Peter Salama, the agency's regional chief, called on donor countries to make good on money pledges made at a Syria aid conference in London last month. His agency, UNICEF, seeks $1.16 billion for 2016 to help Syria's children, including close to 3 million who are not in school.

The agency has so far received only 6 percent of the amount it seeks for this year. Salama said it would make more sense for donors to provide the funds early on and enable more effective, longer-term planning.

"Let's stop the suffering now, let's ensure that they (Syria's children) have a future, and they see that they have a future," Salama told The Associated Press. "We have an opportunity still to save this generation."

Salama spoke as the U.N. envoy for Syria, Staffan de Mistura, reconvened indirect talks in Geneva between representatives of Syrian President Bashar Assad and opposition groups trying to topple his government. The talks resumed after a fragile, partial cease-fire took hold on Feb. 27.

The Syria conflict began in March 2011 as a popular uprising against Assad that quickly escalated into civil war. Since then, more than 250,000 people have been killed. Almost half the pre-war population of 23 million has been displaced, including more than 4.8 million who fled their homeland.

UNICEF said the conflict has affected more than 80 percent of Syria's children, including 7 million who now live in poverty. This has led to growing numbers of children leaving school to work, marrying young or joining armed groups, as a way of supporting their families financially, the agency said.

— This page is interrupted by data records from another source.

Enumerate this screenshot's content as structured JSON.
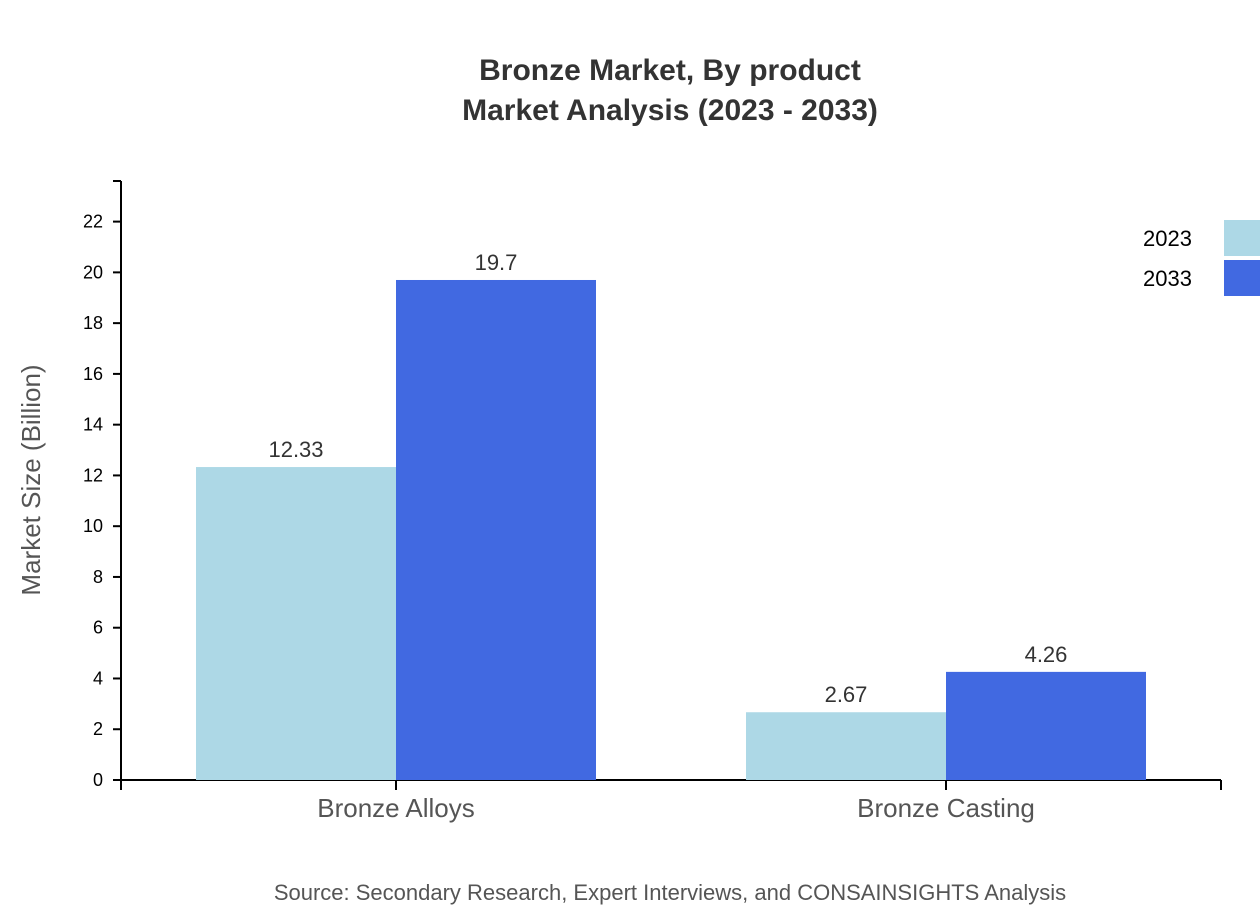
{
  "chart_data": {
    "type": "bar",
    "title": [
      "Bronze Market, By product",
      "Market Analysis (2023 - 2033)"
    ],
    "xlabel": "",
    "ylabel": "Market Size (Billion)",
    "categories": [
      "Bronze Alloys",
      "Bronze Casting"
    ],
    "series": [
      {
        "name": "2023",
        "values": [
          12.33,
          2.67
        ],
        "labels": [
          "12.33",
          "2.67"
        ],
        "color": "#ADD8E6"
      },
      {
        "name": "2033",
        "values": [
          19.7,
          4.26
        ],
        "labels": [
          "19.7",
          "4.26"
        ],
        "color": "#4169E1"
      }
    ],
    "ylim": [
      0,
      23.6
    ],
    "yticks": [
      0,
      2,
      4,
      6,
      8,
      10,
      12,
      14,
      16,
      18,
      20,
      22
    ],
    "grid": false,
    "legend_position": "top-right",
    "source": "Source: Secondary Research, Expert Interviews, and CONSAINSIGHTS Analysis"
  }
}
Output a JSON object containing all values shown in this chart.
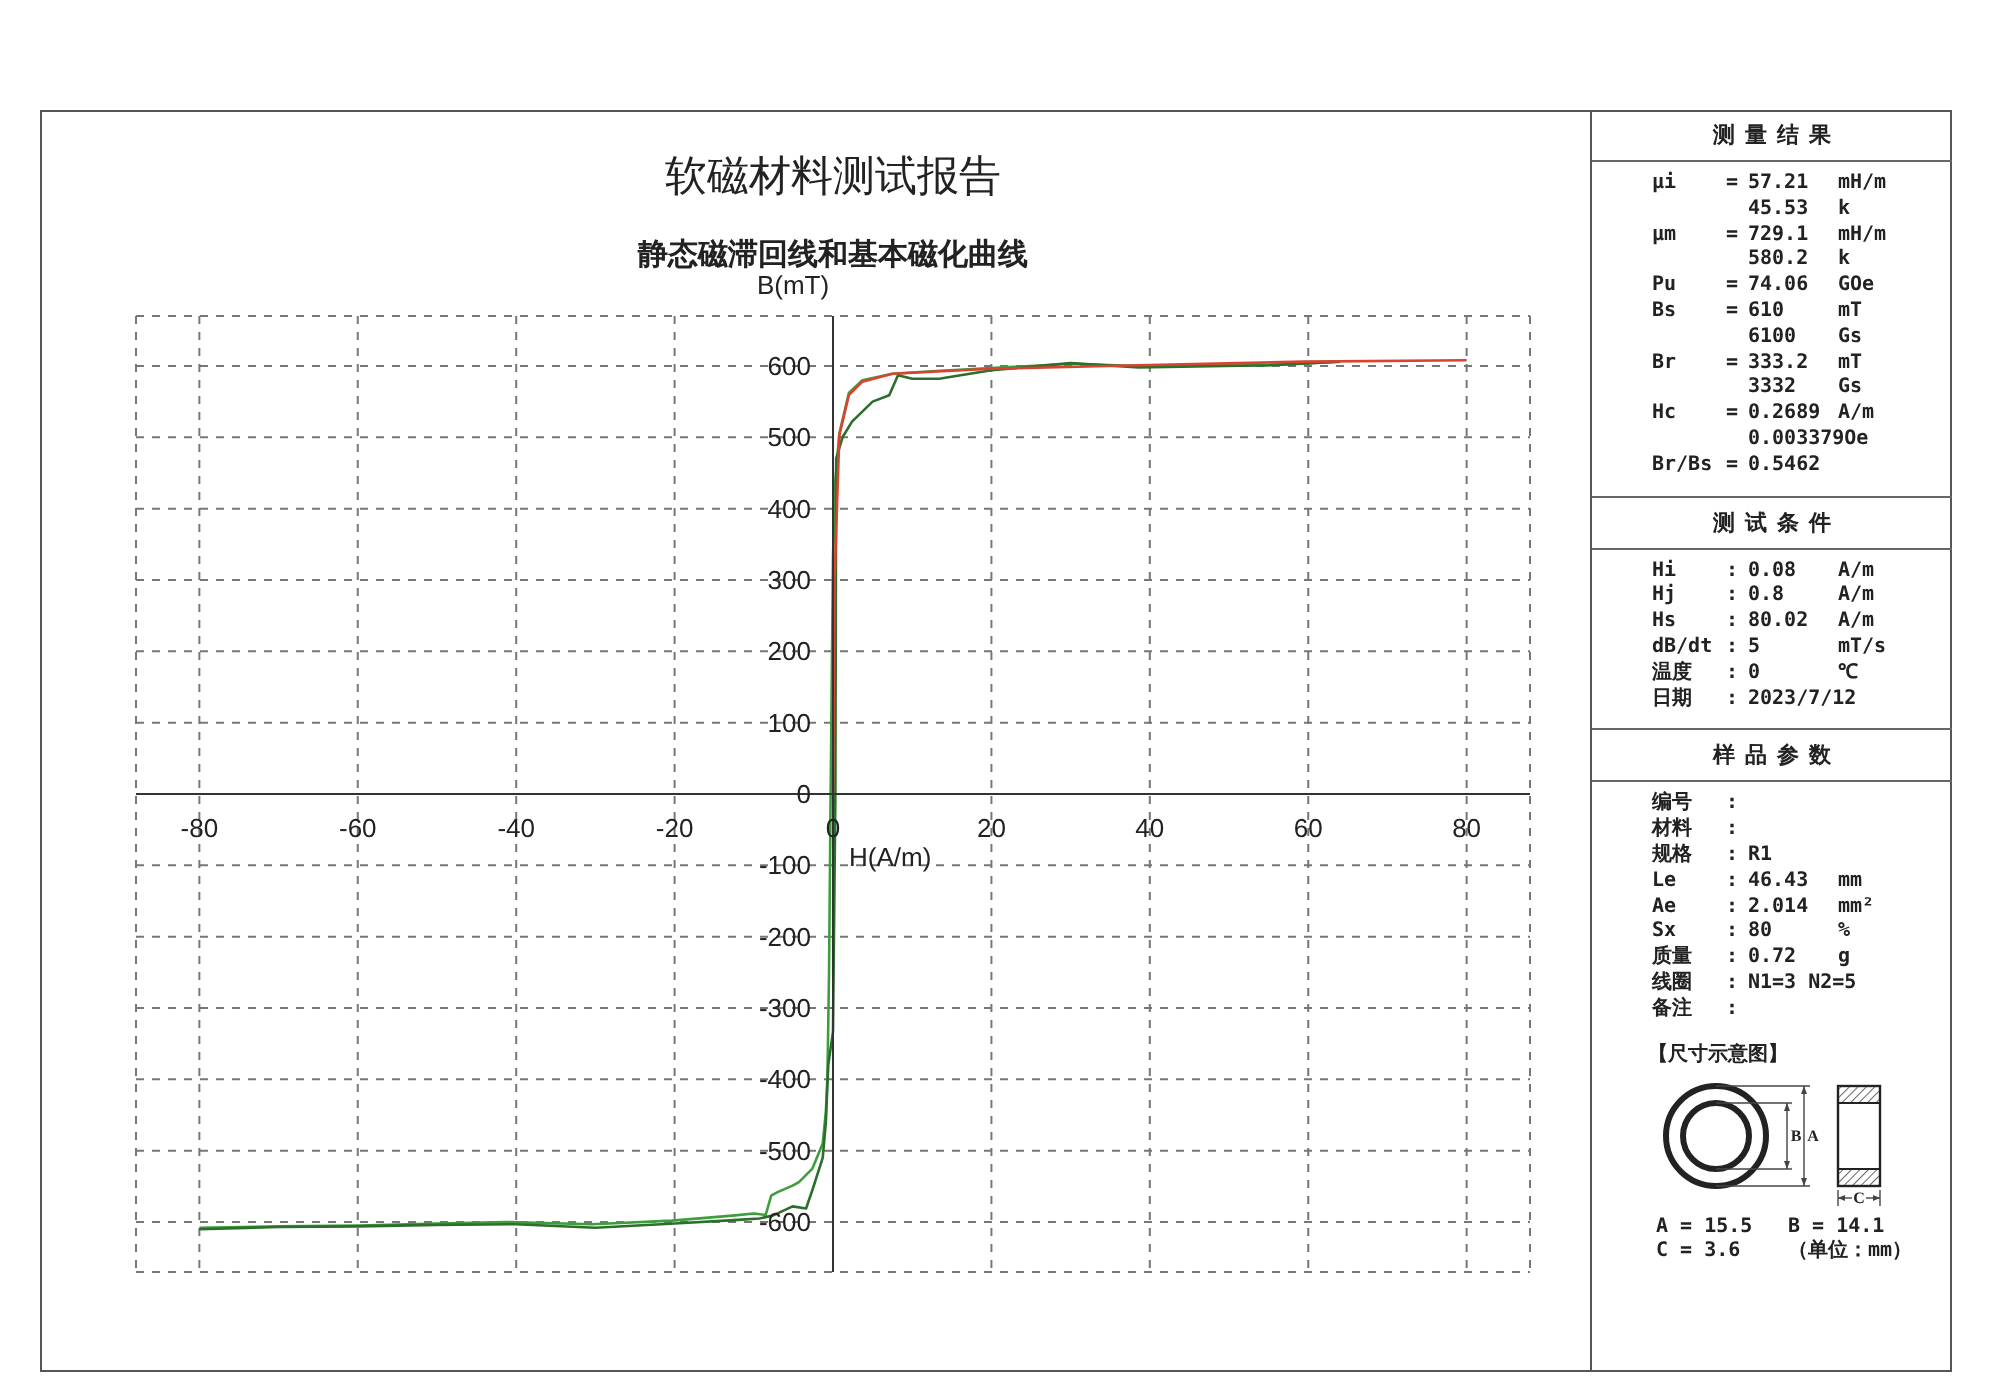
{
  "chart_data": [
    {
      "type": "line",
      "title": "软磁材料测试报告",
      "subtitle": "静态磁滞回线和基本磁化曲线",
      "xlabel": "H(A/m)",
      "ylabel": "B(mT)",
      "xlim": [
        -88,
        88
      ],
      "xticks": [
        -80,
        -60,
        -40,
        -20,
        0,
        20,
        40,
        60,
        80
      ],
      "ylim": [
        -670,
        670
      ],
      "yticks": [
        -600,
        -500,
        -400,
        -300,
        -200,
        -100,
        0,
        100,
        200,
        300,
        400,
        500,
        600
      ],
      "grid": true,
      "series": [
        {
          "color": "#3d9e3d",
          "x": [
            64,
            55,
            38.6,
            30,
            20,
            13,
            7.5,
            3.7,
            2,
            0.8,
            0.3,
            0,
            -0.3,
            -0.5,
            -0.7,
            -0.9,
            -1.3,
            -2.6,
            -4.3,
            -5.1,
            -7,
            -7.8,
            -8.5,
            -10,
            -12.7,
            -20.3,
            -30.4,
            -41.3,
            -50,
            -59.8,
            -70,
            -80
          ],
          "values": [
            606,
            601,
            600,
            603,
            597,
            593,
            589,
            580,
            562,
            505,
            440,
            333,
            0,
            -250,
            -395,
            -445,
            -490,
            -525,
            -544,
            -549,
            -558,
            -563,
            -590,
            -588,
            -591,
            -598,
            -603,
            -600,
            -602,
            -605,
            -606,
            -608
          ]
        },
        {
          "color": "#2b6f2b",
          "x": [
            -80,
            -70,
            -60,
            -50,
            -40,
            -30,
            -20,
            -12,
            -9.3,
            -7.6,
            -5.1,
            -3.4,
            -2.6,
            -1.3,
            -0.9,
            -0.6,
            0,
            0.3,
            0.4,
            1.2,
            2.4,
            5,
            7.1,
            8.2,
            10,
            13.4,
            20,
            30,
            38.6,
            55,
            64
          ],
          "values": [
            -610,
            -607,
            -606,
            -604,
            -603,
            -608,
            -602,
            -597,
            -595,
            -591,
            -578,
            -581,
            -555,
            -510,
            -460,
            -380,
            -333,
            0,
            470,
            500,
            522,
            550,
            559,
            587,
            582,
            582,
            594,
            604,
            598,
            601,
            606
          ]
        },
        {
          "color": "#d9432f",
          "x": [
            0,
            0.2,
            0.8,
            2,
            3.7,
            7.5,
            20,
            38.6,
            59.6,
            80
          ],
          "values": [
            0,
            300,
            503,
            559,
            578,
            589,
            596,
            601,
            606,
            608
          ]
        }
      ]
    },
    {
      "type": "other",
      "title": "测量结果",
      "annotations": [
        "μi\t=\t57.21\tmH/m",
        "\t\t45.53\tk",
        "μm\t=\t729.1\tmH/m",
        "\t\t580.2\tk",
        "Pu\t=\t74.06\tGOe",
        "Bs\t=\t610\tmT",
        "\t\t6100\tGs",
        "Br\t=\t333.2\tmT",
        "\t\t3332\tGs",
        "Hc\t=\t0.2689\tA/m",
        "\t\t0.003379Oe",
        "Br/Bs\t=\t0.5462"
      ]
    },
    {
      "type": "other",
      "title": "测试条件",
      "annotations": [
        "Hi\t:\t0.08\tA/m",
        "Hj\t:\t0.8\tA/m",
        "Hs\t:\t80.02\tA/m",
        "dB/dt\t:\t5\tmT/s",
        "温度\t:\t0\t℃",
        "日期\t:\t2023/7/12"
      ]
    },
    {
      "type": "other",
      "title": "样品参数",
      "annotations": [
        "编号\t:",
        "材料\t:",
        "规格\t:\tR1",
        "Le\t:\t46.43\tmm",
        "Ae\t:\t2.014\tmm²",
        "Sx\t:\t80\t%",
        "质量\t:\t0.72\tg",
        "线圈\t:\tN1=3 N2=5",
        "备注\t:"
      ]
    },
    {
      "type": "other",
      "title": "【尺寸示意图】",
      "annotations": [
        "B",
        "A",
        "C",
        "A = 15.5\tB = 14.1",
        "C = 3.6\t（单位：mm）"
      ]
    }
  ]
}
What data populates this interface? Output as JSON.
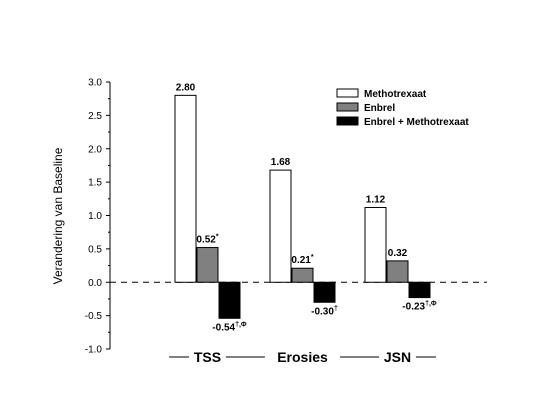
{
  "chart_data": {
    "type": "bar",
    "ylabel": "Verandering van Baseline",
    "ylim": [
      -1.0,
      3.0
    ],
    "y_ticks": [
      "-1.0",
      "-0.5",
      "0.0",
      "0.5",
      "1.0",
      "1.5",
      "2.0",
      "2.5",
      "3.0"
    ],
    "y_tick_values": [
      -1.0,
      -0.5,
      0.0,
      0.5,
      1.0,
      1.5,
      2.0,
      2.5,
      3.0
    ],
    "zero_line": "dashed",
    "grid": false,
    "legend_position": "top-right",
    "categories": [
      "TSS",
      "Erosies",
      "JSN"
    ],
    "series": [
      {
        "name": "Methotrexaat",
        "color": "#ffffff",
        "values": [
          2.8,
          1.68,
          1.12
        ],
        "labels": [
          {
            "value": "2.80",
            "mark": ""
          },
          {
            "value": "1.68",
            "mark": ""
          },
          {
            "value": "1.12",
            "mark": ""
          }
        ]
      },
      {
        "name": "Enbrel",
        "color": "#808080",
        "values": [
          0.52,
          0.21,
          0.32
        ],
        "labels": [
          {
            "value": "0.52",
            "mark": "*"
          },
          {
            "value": "0.21",
            "mark": "*"
          },
          {
            "value": "0.32",
            "mark": ""
          }
        ]
      },
      {
        "name": "Enbrel + Methotrexaat",
        "color": "#000000",
        "values": [
          -0.54,
          -0.3,
          -0.23
        ],
        "labels": [
          {
            "value": "-0.54",
            "mark": "†,Φ"
          },
          {
            "value": "-0.30",
            "mark": "†"
          },
          {
            "value": "-0.23",
            "mark": "†,Φ"
          }
        ]
      }
    ]
  }
}
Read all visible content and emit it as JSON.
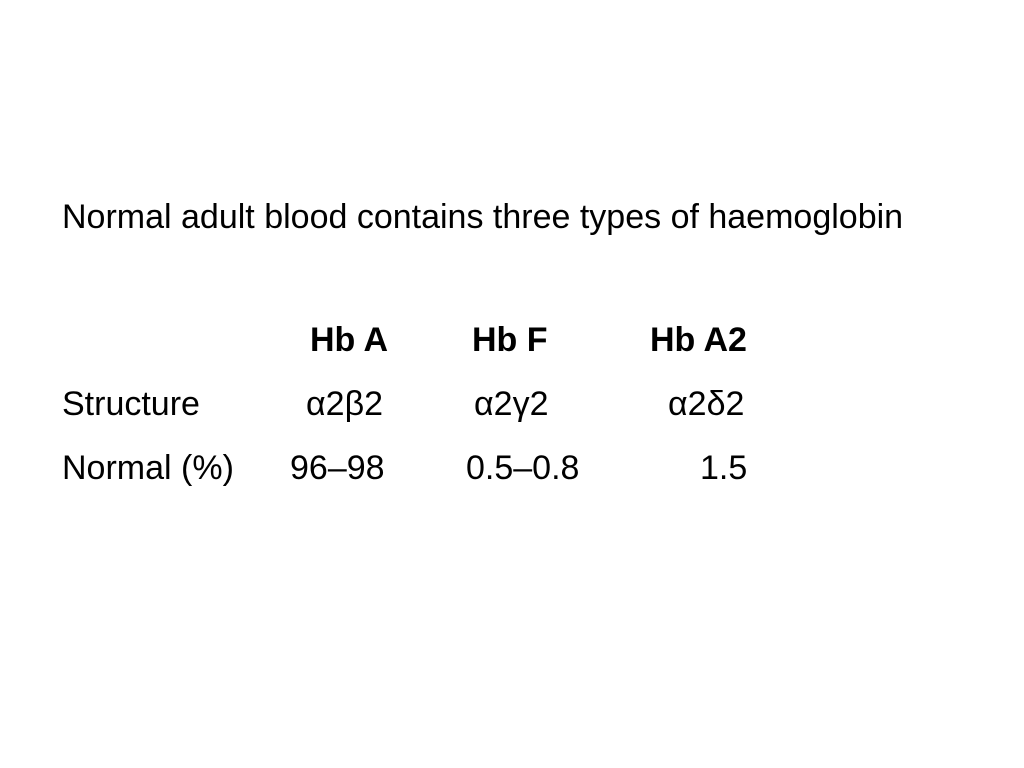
{
  "intro_text": "Normal adult blood contains three types of haemoglobin",
  "table": {
    "headers": [
      "Hb A",
      "Hb F",
      "Hb A2"
    ],
    "rows": [
      {
        "label": "Structure",
        "values": [
          "α2β2",
          "α2γ2",
          "α2δ2"
        ]
      },
      {
        "label": "Normal (%)",
        "values": [
          "96–98",
          "0.5–0.8",
          "1.5"
        ]
      }
    ]
  }
}
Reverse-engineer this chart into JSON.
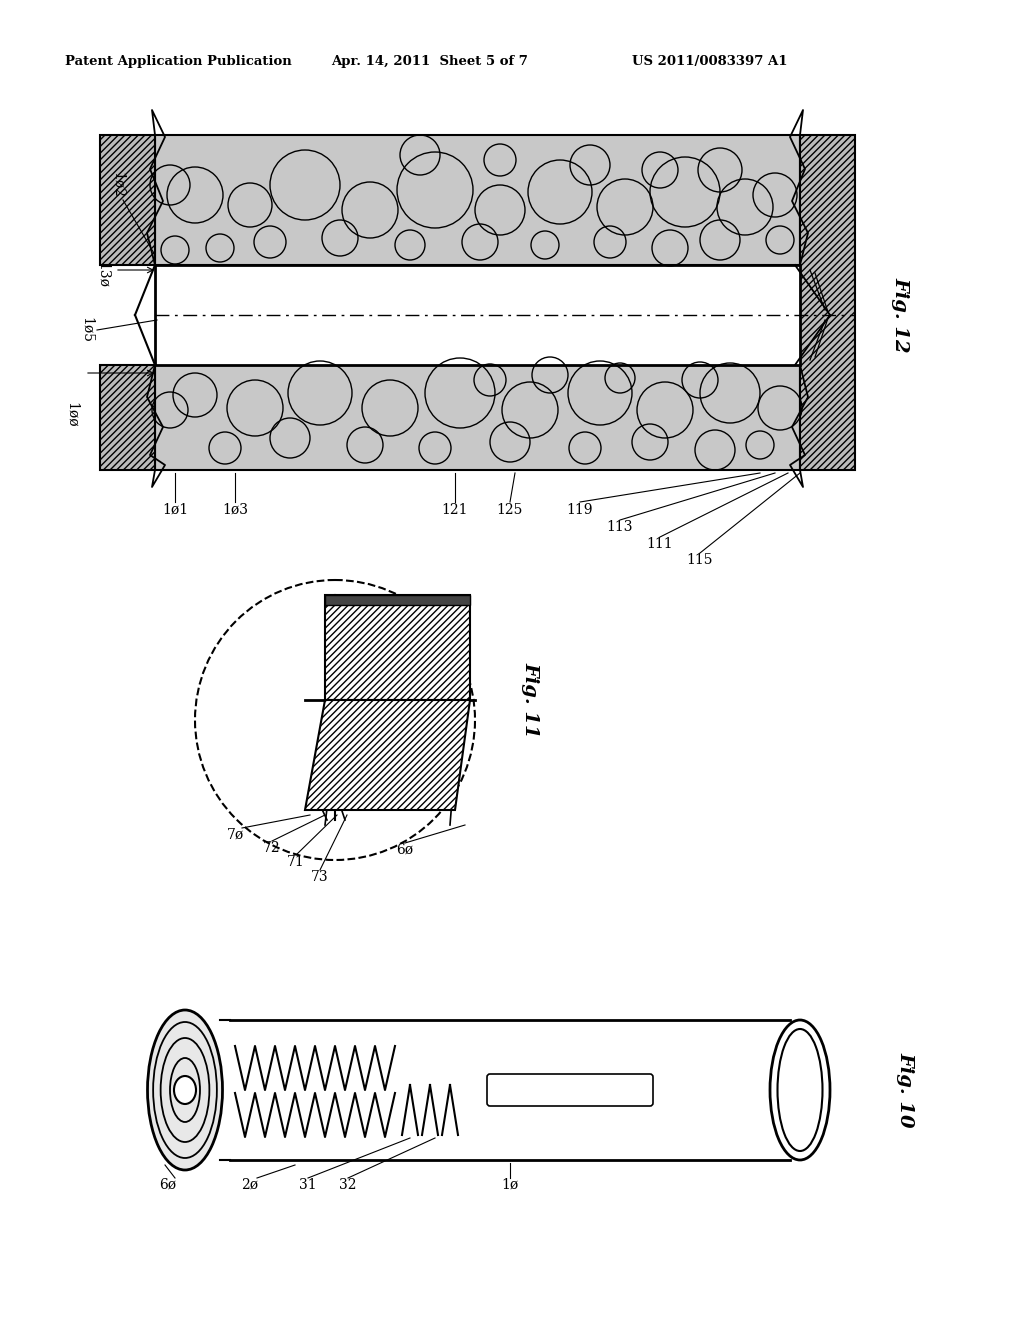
{
  "bg_color": "#ffffff",
  "header_text": "Patent Application Publication",
  "header_date": "Apr. 14, 2011  Sheet 5 of 7",
  "header_patent": "US 2011/0083397 A1",
  "fig12_label": "Fig. 12",
  "fig11_label": "Fig. 11",
  "fig10_label": "Fig. 10",
  "label_color": "#000000",
  "foam_gray": "#c8c8c8",
  "hatch_gray": "#aaaaaa"
}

In refugee camps in Jordan, one-third of marriages involve girls under the age of 18 — triple what it was in 2011.

Armed groups are recruiting more children and younger children. More than half the UNICEF-verified cases of children recruited in 2015 were younger than 15, compared to 20 percent in 2014, the report said.

The agency said it was able to confirm 354 cases of recruitment in 2015, compared to 278 in 2014.

"We now face a new and disturbing era, a new and disturbing set of patterns of violations against children's rights that pushes the frontiers of brutality, even during times of war," Salama told a news conference.

The agency verified some 1,500 cases of grave attacks on children in 2015, with 400 children who were killed and 500 wo were maimed, many in or near school. Salama said that this is "the tip of the iceberg."

"In short, no place today is safe for Syria's children," he said.